We often go all out here in America for the final unofficial weekend of the summer. Thus, the Labor Day long weekend is often wrought with a full lineup of cocktails, barbecues, pot lucks, and campfires. Rich drinks and eats may go hand in hand with fireworks and long weekend celebrations, but they can pose disastrous to all of your healthy eating goals.
Here’s how you can take part in the weekend festivities while avoiding all the Labor Day weekend dietary landmines.
Photo from Dining Guide
1. Be Active as Much as Possible
Long weekends beckon us to sunbathe on the beach with a book or swing all day in a hammock with a bottomless pitcher of cocktails. But remember, you are in control of your own weekend…the key word being “control”. So take it and find every excuse to be active. If you plan to enjoy a piece of granny’s peach pie at dinner, go for a run or a long hike on the beach in the afternoon, or swim and paddle board before your meal.
2. Carbohydrate Out
What I’m referring to is dropping the white hamburger, hot dog, and bread options from your meals whenever possible.

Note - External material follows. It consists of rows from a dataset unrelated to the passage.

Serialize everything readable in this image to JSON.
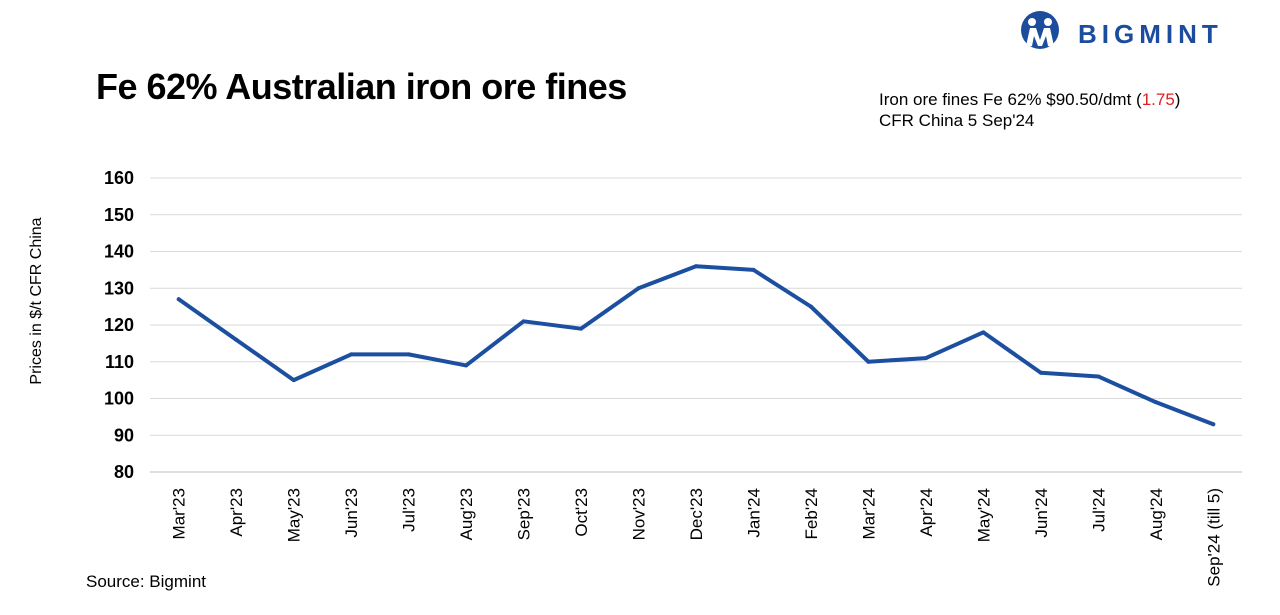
{
  "header": {
    "title": "Fe 62% Australian iron ore fines",
    "info_line1_prefix": "Iron ore fines Fe 62% $90.50/dmt (",
    "info_change": "1.75",
    "info_line1_suffix": ")",
    "info_line2": "CFR China 5 Sep'24",
    "change_color": "#e02020"
  },
  "logo": {
    "text": "BIGMINT",
    "icon": "bigmint-logo-icon",
    "color": "#1c4c9c"
  },
  "source": "Source: Bigmint",
  "chart_data": {
    "type": "line",
    "ylabel": "Prices in $/t CFR China",
    "xlabel": "",
    "ylim": [
      80,
      160
    ],
    "yticks": [
      80,
      90,
      100,
      110,
      120,
      130,
      140,
      150,
      160
    ],
    "grid": true,
    "legend": "none",
    "categories": [
      "Mar'23",
      "Apr'23",
      "May'23",
      "Jun'23",
      "Jul'23",
      "Aug'23",
      "Sep'23",
      "Oct'23",
      "Nov'23",
      "Dec'23",
      "Jan'24",
      "Feb'24",
      "Mar'24",
      "Apr'24",
      "May'24",
      "Jun'24",
      "Jul'24",
      "Aug'24",
      "Sep'24 (till 5)"
    ],
    "series": [
      {
        "values": [
          127,
          116,
          105,
          112,
          112,
          109,
          121,
          119,
          130,
          136,
          135,
          125,
          110,
          111,
          118,
          107,
          106,
          99,
          93
        ],
        "color": "#1c4fa0"
      }
    ]
  }
}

Processed, refined carbohydrate can be a source of empty carbohydrates and weight gain. So enjoy that burger, chicken breast, sausage, or mushroom bun-less. You can also savor it on a bed of leafy greens, or to make it portable and wrap it in a big kale or romaine leaf with all the healthy fixings you normally enjoy.
Photo from Downtown Naperville
3. Resist the Urge to Skip Meals
The ideology that “I can eat and drink whatever I want at tonight’s BBQ as long as I skip breakfast and lunch” is a tricky, and often dangerous promise. After all, this thinking doesn’t often balance out, especially if you’re hungry and not thinking with your head, but your ravenous appetite. Starving yourself will cause your blood sugar to drop, and you’ll be so hungry you’ll almost certainly overindulge.
Photo from Realsimple
4. Drink This, Not That
Well, you can also choose to imbibe simple, lighter beverage options this long weekend to avoid sugar- and caloric-soaring cocktails. For instance, rather than mixing up a fruity concoction full of syrups and fake fruity liquors (i.e., mojitos, sangria, mimosas)—stick to simple, lower calorie sippers such as white wine spritzers or vodka (or gin) and soda with a splash of fresh lime.